Given these possible threats several management actions can be envisaged for the conservation of B. v. pachypus in Liguria. The loss of artificial sites may be prevented by promoting traditional agricultural practices and creating new ponds in cooperation with landowners. Regular maintenance, either by landowners or conservation agencies, can ensure high insolation and low predatory pressure. Shading by surrounding vegetation can threaten naturally disturbed sites in the medium–long term (> 10 years). In this case, local clearing of vegetation can improve insolation. Several of these actions are being implemented by managers of regional protected areas (Parco Regionale Monte-Marcello Magra) in cooperation with local landowners and the University of Genoa (Arillo et al., Reference Arillo, Braida, Canessa, Ferravante, Oneto, Ottonello and Salvidio2011). However, even with these actions land abandonment in the region is not likely to be reversed. Stochastic events coupled with a general loss of connectivity may be the main future threat, and this needs to be considered when evaluating long-term conservation plans.
Acknowledgements
Luca Braida, Luca Ciuffardi and Andrea Raineri provided information about historical and current records.

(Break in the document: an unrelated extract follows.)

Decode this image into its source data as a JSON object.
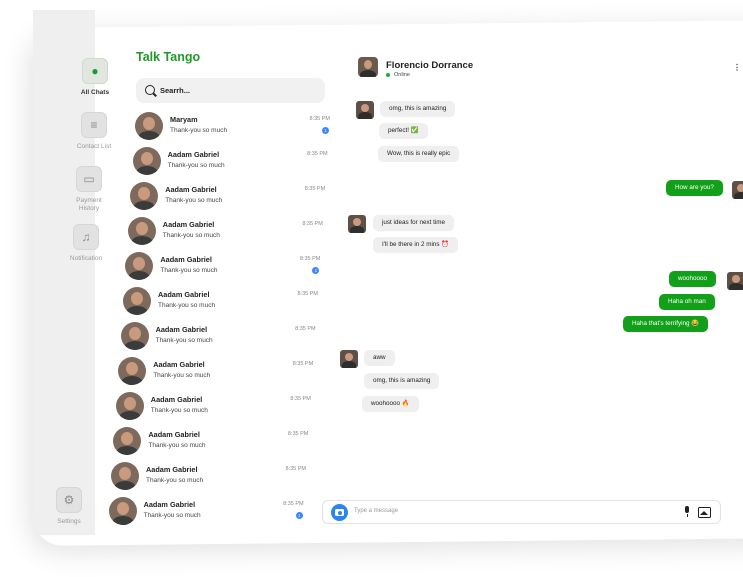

We thank Fabiano Belfiore, Alejandra Morán Ordoñez, Laura Noja and Pietro Piana for assisting with fieldwork. Comments from two anonymous reviewers helped to improve this article. We thank the landowners who granted access to their properties and helped to collect historical records. SC was partly funded by the 2011 Grant in Herpetology of the Societas Europaea Herpetologica.
Biographical sketches
Stefano Canessa researches techniques for improving decision-making in monitoring and conservation of amphibians and other taxa, with particular attention to ex-situ programmes. Fabrizio Oneto and Dario Ottonello, naturalists and consultants in herpetology, carry out research and participate in in-situ and ex-situ conservation programmes for amphibians and reptiles in Italy. Attilio Arillo has initiated many research and conservation plans for wildlife, particularly regarding the use of traditional agriculture as a means of conserving Apennine amphibians. Sebastiano Salvidio is a herpetologist interested in the ecology and conservation of amphibians and reptiles in Italy and the Mediterranean area.